In a further advantageous exemplary embodiment, the control unit is configured to control the spatial light modulator and/or the scanner to generate a light sheet.

For example, the control unit may be configured to control the spatial light modulator and the scanner for what is known as lattice light sheet illumination. In the process, two sinc{circumflex over ( )}3 beams that propagate at an angle to one another are created. The two beams superimpose in the sample and interfere with one another. This leads to the lattice structure of the lattice light sheet. Since the lattice structure generally disturbs fluorescence imaging, the light sheet is quickly displaced by the scanner in order to blur out the lattice structure. In an alternative to the sinc{circumflex over ( )}3 beams or in addition, it is also possible to use coherent Bessel or lattice light sheets [US 2013/0286181 A1].
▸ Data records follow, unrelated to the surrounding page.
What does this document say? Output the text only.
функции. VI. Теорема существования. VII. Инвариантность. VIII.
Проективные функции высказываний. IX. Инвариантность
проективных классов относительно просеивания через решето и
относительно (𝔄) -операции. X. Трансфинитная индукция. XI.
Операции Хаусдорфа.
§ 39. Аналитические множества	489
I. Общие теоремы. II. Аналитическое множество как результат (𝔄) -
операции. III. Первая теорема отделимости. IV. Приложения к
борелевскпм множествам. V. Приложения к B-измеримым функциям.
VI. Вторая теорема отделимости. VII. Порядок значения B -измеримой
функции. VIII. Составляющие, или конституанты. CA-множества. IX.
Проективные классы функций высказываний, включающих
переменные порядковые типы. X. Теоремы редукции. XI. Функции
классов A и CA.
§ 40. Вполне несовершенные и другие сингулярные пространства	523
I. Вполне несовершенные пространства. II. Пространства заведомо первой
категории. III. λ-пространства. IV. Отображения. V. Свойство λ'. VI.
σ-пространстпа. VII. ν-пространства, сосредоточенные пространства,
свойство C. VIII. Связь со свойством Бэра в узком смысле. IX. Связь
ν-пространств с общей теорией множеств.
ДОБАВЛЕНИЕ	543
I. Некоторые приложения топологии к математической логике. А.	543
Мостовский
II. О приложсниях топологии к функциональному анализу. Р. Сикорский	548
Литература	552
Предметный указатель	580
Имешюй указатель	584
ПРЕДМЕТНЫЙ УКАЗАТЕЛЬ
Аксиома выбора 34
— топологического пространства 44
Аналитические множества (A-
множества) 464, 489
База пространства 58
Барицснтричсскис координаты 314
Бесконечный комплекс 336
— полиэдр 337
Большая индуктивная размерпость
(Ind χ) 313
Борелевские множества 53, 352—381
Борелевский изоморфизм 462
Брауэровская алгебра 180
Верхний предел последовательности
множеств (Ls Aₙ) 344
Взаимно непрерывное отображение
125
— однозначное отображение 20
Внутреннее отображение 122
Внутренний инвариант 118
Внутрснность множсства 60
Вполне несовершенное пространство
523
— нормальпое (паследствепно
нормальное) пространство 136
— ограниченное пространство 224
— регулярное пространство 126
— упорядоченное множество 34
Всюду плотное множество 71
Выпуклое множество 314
Particularly advantageous applications of the apparatus according to the invention are possible if the apparatus is designed as an optical manipulator for microscopic optical manipulation of a sample. The term optical manipulation should be understood to mean any permanent or only temporary physical change to a sample that can be brought about by irradiating the sample with illumination light, which may also be referred to as manipulation light in this case. This optical manipulation is microscopic to the extent that it is possible to perform spatially structured manipulations with structure dimensions that are of the order of the optical resolving power of the utilized microscope objective or even below this for some microscopy methods.